“Tans pis. S’il n’y a pas, on va le faire !”
Gilles Pérole, adjoint au maire de la commune de Mouans-Sartoux
Mouans-Sartoux, commune du département des Alpes-Maritimes, nous présente une initiative des plus inspirante sur un modèle d’alimentation sain et durable à la cantine scolaire.
Depuis plus de dix ans, cette commune travaille sur sa politique agricole afin d’offrir une alimentation durable et accessible à tous. C’est dans cet esprit que la régie agricole à vu le jour afin de fournir les légumes de la cantine.
Qu’est-ce qu’une régie agricole ? C’est un modèle de gestion d’une exploitation maraîchère par une commune. Ce modèle prend la forme d’un service public puisqu’il n’y a pas de vente aux particuliers et les agriculteurs sont les salariés de la commune.

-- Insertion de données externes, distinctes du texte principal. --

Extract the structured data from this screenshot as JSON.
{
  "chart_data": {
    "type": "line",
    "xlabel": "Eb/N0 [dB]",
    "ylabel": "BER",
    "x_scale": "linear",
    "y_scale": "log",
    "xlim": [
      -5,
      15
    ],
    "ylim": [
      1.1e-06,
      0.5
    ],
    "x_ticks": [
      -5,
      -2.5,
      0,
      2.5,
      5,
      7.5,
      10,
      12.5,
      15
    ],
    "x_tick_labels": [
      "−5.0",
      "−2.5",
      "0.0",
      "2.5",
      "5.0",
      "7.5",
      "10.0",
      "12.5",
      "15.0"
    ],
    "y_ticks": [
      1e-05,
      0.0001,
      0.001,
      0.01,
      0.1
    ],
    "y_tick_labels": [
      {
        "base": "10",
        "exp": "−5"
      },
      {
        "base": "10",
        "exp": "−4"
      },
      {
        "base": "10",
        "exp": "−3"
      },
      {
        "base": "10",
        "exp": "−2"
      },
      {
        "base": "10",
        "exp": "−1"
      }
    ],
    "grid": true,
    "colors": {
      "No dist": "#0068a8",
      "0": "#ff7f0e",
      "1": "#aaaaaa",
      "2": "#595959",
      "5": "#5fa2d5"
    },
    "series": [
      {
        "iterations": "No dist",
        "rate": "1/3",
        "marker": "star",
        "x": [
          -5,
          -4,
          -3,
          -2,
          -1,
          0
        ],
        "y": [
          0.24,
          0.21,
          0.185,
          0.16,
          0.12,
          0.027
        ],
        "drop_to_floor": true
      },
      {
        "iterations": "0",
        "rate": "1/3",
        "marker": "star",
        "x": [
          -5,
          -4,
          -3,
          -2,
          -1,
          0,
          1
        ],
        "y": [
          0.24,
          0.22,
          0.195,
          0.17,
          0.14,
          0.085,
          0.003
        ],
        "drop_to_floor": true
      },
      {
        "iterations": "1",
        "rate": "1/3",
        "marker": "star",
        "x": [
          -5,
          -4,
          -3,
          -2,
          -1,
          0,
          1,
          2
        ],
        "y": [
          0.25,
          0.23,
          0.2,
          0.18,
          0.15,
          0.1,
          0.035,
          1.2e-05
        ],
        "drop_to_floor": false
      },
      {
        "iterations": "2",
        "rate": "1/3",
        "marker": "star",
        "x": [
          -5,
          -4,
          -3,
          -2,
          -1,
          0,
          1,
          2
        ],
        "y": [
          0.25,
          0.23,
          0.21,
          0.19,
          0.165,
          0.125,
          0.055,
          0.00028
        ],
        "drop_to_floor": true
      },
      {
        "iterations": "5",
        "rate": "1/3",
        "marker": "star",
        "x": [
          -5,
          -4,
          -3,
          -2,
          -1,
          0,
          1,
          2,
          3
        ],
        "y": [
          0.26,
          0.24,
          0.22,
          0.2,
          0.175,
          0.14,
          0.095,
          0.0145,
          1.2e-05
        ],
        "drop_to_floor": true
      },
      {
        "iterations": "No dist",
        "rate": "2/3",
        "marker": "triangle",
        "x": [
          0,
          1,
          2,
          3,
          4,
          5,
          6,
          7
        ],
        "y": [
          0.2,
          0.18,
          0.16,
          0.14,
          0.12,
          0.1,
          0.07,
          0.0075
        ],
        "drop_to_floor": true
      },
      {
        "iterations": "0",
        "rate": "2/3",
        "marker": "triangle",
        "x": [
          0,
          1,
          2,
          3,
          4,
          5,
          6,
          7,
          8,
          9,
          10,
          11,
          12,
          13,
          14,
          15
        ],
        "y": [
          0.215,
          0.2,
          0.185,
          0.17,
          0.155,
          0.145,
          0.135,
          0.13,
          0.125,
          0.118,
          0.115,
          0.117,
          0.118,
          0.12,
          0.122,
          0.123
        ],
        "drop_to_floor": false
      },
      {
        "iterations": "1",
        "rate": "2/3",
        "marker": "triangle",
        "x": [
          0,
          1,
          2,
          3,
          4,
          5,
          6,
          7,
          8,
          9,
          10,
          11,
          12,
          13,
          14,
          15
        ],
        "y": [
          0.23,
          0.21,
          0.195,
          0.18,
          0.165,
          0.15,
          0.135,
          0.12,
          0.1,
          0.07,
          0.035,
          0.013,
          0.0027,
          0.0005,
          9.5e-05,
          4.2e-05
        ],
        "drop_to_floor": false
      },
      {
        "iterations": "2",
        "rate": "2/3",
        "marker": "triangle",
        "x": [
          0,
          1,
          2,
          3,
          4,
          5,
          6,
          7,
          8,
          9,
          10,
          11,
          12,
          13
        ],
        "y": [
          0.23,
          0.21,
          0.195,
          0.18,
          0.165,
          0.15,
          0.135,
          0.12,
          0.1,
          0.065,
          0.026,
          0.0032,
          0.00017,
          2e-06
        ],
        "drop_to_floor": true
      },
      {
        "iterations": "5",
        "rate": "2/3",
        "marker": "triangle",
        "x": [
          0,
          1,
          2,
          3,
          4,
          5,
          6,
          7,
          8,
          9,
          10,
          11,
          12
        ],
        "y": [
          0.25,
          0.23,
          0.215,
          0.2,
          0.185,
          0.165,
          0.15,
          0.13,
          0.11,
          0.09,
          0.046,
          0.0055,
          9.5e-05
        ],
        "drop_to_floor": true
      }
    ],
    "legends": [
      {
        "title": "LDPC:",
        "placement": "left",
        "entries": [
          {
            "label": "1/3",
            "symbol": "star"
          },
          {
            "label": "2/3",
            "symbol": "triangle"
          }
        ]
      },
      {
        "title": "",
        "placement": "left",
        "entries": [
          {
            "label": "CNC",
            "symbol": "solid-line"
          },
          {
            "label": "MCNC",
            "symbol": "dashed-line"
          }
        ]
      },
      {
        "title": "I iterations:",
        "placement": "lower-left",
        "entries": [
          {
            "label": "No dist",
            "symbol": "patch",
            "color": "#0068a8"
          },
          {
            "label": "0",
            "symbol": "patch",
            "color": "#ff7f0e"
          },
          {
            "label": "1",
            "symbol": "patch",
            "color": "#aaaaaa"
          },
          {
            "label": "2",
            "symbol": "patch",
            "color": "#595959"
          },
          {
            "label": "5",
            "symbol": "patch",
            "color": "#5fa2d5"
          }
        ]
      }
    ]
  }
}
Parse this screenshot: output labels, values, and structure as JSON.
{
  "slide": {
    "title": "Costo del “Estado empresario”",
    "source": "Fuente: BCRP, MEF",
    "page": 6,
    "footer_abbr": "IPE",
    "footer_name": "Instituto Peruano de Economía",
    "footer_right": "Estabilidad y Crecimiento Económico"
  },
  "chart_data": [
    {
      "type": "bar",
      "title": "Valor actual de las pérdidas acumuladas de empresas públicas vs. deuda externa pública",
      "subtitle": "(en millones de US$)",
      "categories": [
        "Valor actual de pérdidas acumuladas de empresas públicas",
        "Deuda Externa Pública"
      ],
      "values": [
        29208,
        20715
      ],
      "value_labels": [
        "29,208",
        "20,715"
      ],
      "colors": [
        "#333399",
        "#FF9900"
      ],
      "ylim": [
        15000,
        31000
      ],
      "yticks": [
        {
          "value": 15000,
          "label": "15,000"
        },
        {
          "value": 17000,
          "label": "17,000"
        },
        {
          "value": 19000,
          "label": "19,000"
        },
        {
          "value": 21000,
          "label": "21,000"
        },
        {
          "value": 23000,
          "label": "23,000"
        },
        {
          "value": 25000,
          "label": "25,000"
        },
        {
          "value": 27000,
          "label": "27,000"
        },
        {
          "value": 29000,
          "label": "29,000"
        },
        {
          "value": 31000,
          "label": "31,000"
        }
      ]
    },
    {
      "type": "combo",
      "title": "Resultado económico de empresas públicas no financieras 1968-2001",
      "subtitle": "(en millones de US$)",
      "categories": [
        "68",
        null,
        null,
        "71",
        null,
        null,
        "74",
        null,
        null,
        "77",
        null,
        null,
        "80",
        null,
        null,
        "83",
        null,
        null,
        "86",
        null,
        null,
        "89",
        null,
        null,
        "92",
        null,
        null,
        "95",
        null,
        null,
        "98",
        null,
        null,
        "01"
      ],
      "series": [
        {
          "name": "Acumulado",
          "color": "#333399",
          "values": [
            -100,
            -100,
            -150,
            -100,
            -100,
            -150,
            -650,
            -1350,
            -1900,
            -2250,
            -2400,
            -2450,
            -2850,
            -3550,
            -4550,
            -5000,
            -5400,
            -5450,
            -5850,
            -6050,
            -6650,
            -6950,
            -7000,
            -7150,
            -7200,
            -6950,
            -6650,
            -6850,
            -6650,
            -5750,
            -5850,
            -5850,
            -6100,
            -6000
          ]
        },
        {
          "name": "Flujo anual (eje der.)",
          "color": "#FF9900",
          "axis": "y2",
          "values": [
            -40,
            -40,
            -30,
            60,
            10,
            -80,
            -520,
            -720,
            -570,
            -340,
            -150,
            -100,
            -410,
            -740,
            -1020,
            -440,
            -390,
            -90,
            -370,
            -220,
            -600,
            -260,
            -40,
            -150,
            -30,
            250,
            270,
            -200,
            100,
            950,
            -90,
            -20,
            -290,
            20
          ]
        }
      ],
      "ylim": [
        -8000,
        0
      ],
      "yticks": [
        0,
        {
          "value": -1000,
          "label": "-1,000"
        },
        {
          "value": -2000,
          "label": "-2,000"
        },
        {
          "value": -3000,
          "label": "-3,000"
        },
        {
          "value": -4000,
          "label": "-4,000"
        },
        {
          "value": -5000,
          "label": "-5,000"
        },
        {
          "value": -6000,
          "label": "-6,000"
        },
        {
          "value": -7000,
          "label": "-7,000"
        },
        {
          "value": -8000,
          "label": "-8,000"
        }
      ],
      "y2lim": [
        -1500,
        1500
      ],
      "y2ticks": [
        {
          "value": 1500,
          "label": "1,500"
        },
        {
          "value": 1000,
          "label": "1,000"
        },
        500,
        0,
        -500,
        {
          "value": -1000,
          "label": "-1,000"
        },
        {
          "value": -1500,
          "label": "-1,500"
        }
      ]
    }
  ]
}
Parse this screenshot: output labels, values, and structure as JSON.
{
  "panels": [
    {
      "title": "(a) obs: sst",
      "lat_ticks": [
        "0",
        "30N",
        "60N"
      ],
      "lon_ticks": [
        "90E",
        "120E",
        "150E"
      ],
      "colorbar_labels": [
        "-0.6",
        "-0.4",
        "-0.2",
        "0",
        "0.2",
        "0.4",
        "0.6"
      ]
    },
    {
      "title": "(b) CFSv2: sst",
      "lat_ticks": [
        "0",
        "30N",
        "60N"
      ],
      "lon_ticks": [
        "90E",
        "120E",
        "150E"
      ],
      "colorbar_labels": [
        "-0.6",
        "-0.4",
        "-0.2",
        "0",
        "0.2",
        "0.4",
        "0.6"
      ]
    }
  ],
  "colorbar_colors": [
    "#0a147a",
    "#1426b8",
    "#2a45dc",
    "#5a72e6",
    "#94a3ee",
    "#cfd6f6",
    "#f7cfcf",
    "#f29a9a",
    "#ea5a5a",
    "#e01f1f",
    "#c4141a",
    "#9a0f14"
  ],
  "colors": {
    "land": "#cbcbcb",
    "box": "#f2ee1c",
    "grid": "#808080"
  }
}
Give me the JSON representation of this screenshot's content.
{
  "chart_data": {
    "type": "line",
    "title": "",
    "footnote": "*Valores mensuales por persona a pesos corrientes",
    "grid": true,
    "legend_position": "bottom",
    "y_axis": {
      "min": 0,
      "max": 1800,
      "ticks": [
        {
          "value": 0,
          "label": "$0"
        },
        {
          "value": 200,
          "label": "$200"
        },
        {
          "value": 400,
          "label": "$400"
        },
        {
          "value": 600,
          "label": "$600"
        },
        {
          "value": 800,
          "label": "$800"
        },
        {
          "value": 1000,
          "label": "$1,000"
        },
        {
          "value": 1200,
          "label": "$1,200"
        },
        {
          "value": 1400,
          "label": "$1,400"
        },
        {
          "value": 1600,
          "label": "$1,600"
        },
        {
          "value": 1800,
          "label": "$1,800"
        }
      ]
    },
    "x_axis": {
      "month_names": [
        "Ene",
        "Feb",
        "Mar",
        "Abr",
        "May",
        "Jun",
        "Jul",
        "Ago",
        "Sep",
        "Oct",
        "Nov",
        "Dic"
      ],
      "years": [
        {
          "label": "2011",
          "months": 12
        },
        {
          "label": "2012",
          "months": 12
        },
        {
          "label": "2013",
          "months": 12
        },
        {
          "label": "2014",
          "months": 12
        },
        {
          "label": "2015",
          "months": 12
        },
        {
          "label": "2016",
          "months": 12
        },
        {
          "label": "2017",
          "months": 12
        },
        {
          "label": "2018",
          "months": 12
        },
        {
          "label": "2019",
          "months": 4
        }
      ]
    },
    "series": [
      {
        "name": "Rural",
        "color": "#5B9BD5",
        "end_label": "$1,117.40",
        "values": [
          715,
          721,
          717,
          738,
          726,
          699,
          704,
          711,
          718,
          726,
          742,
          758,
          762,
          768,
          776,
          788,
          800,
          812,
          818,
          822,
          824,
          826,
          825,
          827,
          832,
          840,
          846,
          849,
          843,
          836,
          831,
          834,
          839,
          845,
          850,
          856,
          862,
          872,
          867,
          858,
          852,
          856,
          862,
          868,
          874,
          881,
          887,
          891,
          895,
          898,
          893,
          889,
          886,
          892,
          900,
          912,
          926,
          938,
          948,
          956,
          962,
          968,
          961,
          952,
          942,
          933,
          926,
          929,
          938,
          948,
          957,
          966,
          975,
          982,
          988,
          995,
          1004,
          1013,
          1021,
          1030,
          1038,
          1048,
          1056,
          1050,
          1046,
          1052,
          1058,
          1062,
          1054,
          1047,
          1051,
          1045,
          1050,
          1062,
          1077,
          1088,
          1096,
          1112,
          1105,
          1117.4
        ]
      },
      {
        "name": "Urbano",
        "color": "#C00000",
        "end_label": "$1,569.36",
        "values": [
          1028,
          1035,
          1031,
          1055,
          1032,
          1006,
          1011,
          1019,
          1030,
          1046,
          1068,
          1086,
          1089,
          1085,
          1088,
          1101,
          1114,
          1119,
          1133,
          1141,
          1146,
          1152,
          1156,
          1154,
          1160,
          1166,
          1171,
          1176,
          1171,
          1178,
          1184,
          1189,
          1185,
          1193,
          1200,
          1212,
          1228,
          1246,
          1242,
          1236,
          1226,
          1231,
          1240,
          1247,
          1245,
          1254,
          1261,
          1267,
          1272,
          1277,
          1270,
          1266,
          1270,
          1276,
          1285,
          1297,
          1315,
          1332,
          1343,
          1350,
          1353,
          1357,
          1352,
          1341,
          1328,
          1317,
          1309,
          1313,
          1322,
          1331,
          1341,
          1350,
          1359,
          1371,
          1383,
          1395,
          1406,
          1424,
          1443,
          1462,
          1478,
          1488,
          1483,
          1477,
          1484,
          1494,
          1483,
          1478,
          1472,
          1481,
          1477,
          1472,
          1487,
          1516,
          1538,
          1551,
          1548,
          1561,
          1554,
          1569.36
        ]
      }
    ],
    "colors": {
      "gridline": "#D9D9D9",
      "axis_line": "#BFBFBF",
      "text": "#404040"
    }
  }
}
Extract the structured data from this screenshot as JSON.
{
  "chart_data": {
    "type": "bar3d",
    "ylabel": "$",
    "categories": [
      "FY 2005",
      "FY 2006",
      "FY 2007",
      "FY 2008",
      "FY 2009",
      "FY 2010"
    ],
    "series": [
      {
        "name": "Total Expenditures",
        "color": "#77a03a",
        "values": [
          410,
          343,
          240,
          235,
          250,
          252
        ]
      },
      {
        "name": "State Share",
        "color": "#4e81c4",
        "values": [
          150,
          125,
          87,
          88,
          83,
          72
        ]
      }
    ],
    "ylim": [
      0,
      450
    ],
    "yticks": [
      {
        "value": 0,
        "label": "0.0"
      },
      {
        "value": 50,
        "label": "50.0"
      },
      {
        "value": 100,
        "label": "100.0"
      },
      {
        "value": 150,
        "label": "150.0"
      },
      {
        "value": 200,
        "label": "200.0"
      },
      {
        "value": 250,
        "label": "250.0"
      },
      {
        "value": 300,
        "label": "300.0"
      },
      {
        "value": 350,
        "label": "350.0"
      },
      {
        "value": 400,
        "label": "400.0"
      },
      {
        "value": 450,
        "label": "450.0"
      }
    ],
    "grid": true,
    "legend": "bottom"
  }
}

C’est en 2008 que Mouans-Sartoux décide de passer le restaurant scolaire en 100% bio pour être en accord avec son projet d’alimentation territorial. Dans un premier temps, la commune a modifié son marché public afin d’encourager l’arrivée de producteurs bio et locaux. La problématique de l’approvisionnement s’est rapidement posée car le département des Alpes-Maritimes s’est beaucoup urbanisé ces dernières années pour répondre à une demande touristique toujours plus importante.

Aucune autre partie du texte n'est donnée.